For everyone that’s either given up or on the verge of doing so, this one’s for you.
For everyone trying hopelessly to escape that abyss, this one’s for you.
Disclaimer: I do not know things. I know what I’ve experienced and I know what I’m experiencing. I’m trying here, just like you.
I want this post to be the least patronizing it could be (see disclaimer), so to do that I want to say, I’ve been in your shoes, October of last year. Yes, I know. You go outside and there’s immediate intimidation from either the clothes people are wearing (suits to your joggers), their hair (bouncy to your flat), their skin (spotless to your acne), their body (slim to your fat or skinny). The list goes on.
If you can relate, then I need you to consider the following three points:
- That person has been in your position. Yes, it’s true. He’s been there and improved himself. How else are we to get rid of our imperfections if we’ve never had them?
- Secondly, sure he might be wearing an expensive looking suit. But that does that mean it’s his? Or that he bought it? Or that he has a high paying job? NOPE. Could’ve been rented, could’ve been a present, hell, could’ve been bought a second hand store. Now he’s no different than you.
- Lastly, you both go to the gym. He’s slim, you’re fat, but is he working harder than you? He very possibly has been lifting the same weights for weeks now, with no intention to improve. Yet you lost 10 pounds in the last two weeks. Ask the friend you’re messaging right now, who they’d rather have as a gym partner. We both know the answer.
My point? There are millions of possibilities, millions of scenarios, that you and I, can’t think of when assuming someone else’s life. Some include:
- Yeah you see him work hard in the gym, but is his nutrition on point? No? Okay, then he’s not gaining.
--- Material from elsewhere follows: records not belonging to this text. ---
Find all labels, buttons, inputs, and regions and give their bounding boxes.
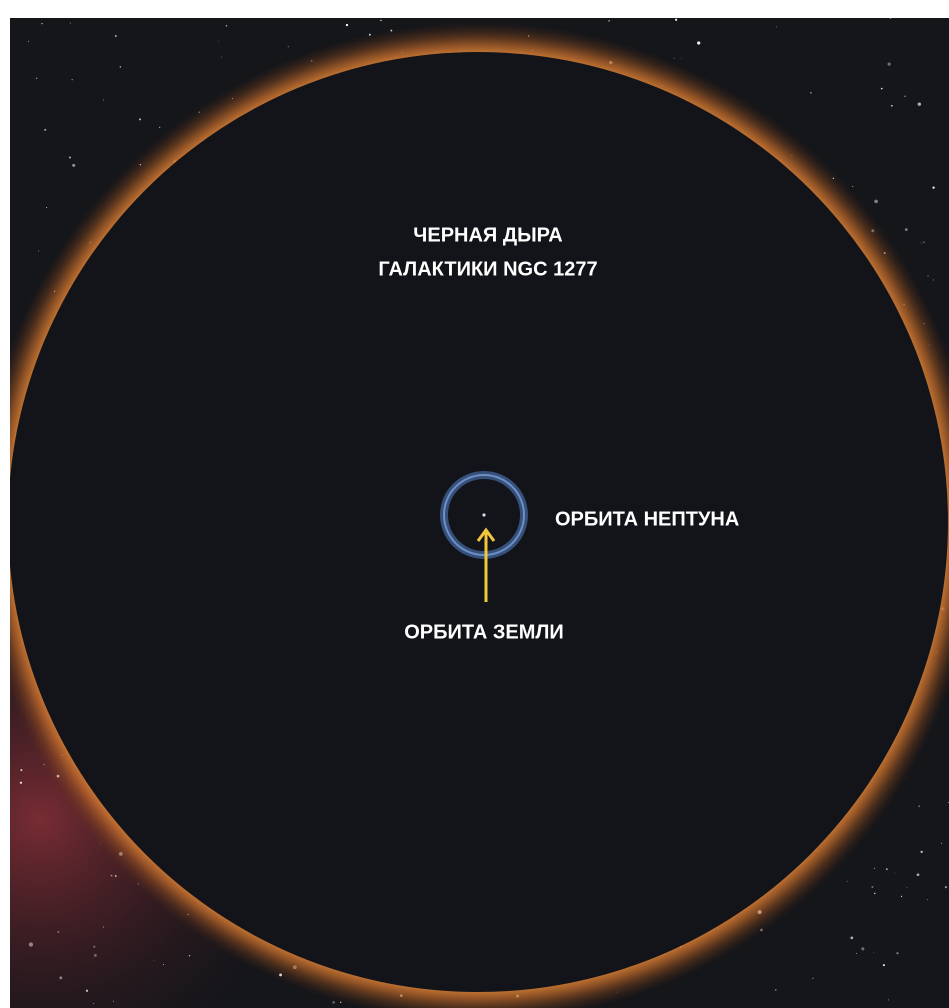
star xyxy=(918,805,920,807)
star xyxy=(70,22,71,23)
star xyxy=(163,964,164,965)
star xyxy=(874,868,875,869)
star xyxy=(218,41,219,42)
star xyxy=(41,23,42,24)
star xyxy=(920,851,922,853)
star xyxy=(923,241,925,243)
star xyxy=(883,964,885,966)
star xyxy=(380,20,382,22)
page: ЧЕРНАЯ ДЫРА ГАЛАКТИКИ NGC 1277 ОРБИТА НЕ… xyxy=(0,0,949,1008)
star xyxy=(189,955,190,956)
star xyxy=(888,63,891,66)
star xyxy=(920,243,921,244)
star xyxy=(93,1003,94,1004)
star xyxy=(907,887,908,888)
star xyxy=(59,976,62,979)
star xyxy=(120,66,121,67)
star xyxy=(888,999,889,1000)
star xyxy=(775,989,776,990)
star xyxy=(852,186,853,187)
star xyxy=(57,931,59,933)
star xyxy=(154,960,155,961)
title-line: ГАЛАКТИКИ NGC 1277 xyxy=(378,258,597,280)
star xyxy=(94,954,97,957)
star xyxy=(139,118,141,120)
star xyxy=(28,41,29,42)
star xyxy=(20,782,22,784)
star xyxy=(38,250,39,251)
star xyxy=(72,164,75,167)
star xyxy=(111,875,113,877)
star xyxy=(72,79,73,80)
earth-orbit xyxy=(482,513,485,516)
star xyxy=(103,99,104,100)
star xyxy=(917,873,920,876)
star xyxy=(927,899,928,900)
star xyxy=(29,942,33,946)
star xyxy=(894,873,895,874)
star xyxy=(856,953,857,954)
neptune-label: ОРБИТА НЕПТУНА xyxy=(555,508,739,530)
star xyxy=(332,1001,335,1004)
star xyxy=(932,187,934,189)
star xyxy=(896,952,898,954)
star xyxy=(933,279,934,280)
star xyxy=(346,24,348,26)
star xyxy=(810,92,812,94)
star xyxy=(20,769,22,771)
star xyxy=(881,88,883,90)
star xyxy=(221,56,222,57)
star xyxy=(674,58,675,59)
star xyxy=(697,41,700,44)
star xyxy=(905,228,908,231)
star xyxy=(941,843,942,844)
star xyxy=(46,207,47,208)
earth-label: ОРБИТА ЗЕМЛИ xyxy=(404,621,564,643)
space-background xyxy=(0,17,949,1008)
star xyxy=(873,952,874,953)
star xyxy=(874,893,875,894)
star xyxy=(93,946,95,948)
star xyxy=(871,886,873,888)
title-line: ЧЕРНАЯ ДЫРА xyxy=(413,224,562,246)
star xyxy=(69,156,71,158)
star xyxy=(44,129,46,131)
star xyxy=(681,58,682,59)
black-hole xyxy=(8,52,948,992)
star xyxy=(846,881,847,882)
star xyxy=(226,25,228,27)
star xyxy=(850,936,853,939)
star xyxy=(288,46,289,47)
star xyxy=(874,200,878,204)
illustration: ЧЕРНАЯ ДЫРА ГАЛАКТИКИ NGC 1277 ОРБИТА НЕ… xyxy=(0,0,949,1008)
star xyxy=(675,19,677,21)
star xyxy=(86,990,88,992)
star xyxy=(103,926,104,927)
star xyxy=(608,20,609,21)
star xyxy=(904,96,905,97)
star xyxy=(812,978,813,979)
star xyxy=(776,26,777,27)
star xyxy=(861,947,864,950)
star xyxy=(901,896,902,897)
star xyxy=(891,105,893,107)
star xyxy=(918,102,921,105)
star xyxy=(115,875,117,877)
star xyxy=(890,17,892,19)
star xyxy=(159,127,160,128)
star xyxy=(945,886,947,888)
star xyxy=(886,868,888,870)
star xyxy=(927,275,928,276)
star xyxy=(115,35,117,37)
star xyxy=(113,1001,114,1002)
star xyxy=(36,78,37,79)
- Yeah his face is spotless. But what about his arms, his back? Probably more insecure than you are, to be honest.
- Yeah he’s wearing a suit, but is it his? Or a friends? Or did he get lucky at a second hand store? And spend all his savings?
Persevering is right around the corning from giving up. You can walk that corner by doing what I started doing one year ago, comparing yourself to one person and one person only: who you were a couple weeks ago.
You can never assume someone is “better” than you just because of what you see. Chances are, they’re making the same mistake you are and letting the image of someone else govern their life.
Like I said, I’ve been there and escaped that point in my life. I don’t know you but I know you can too.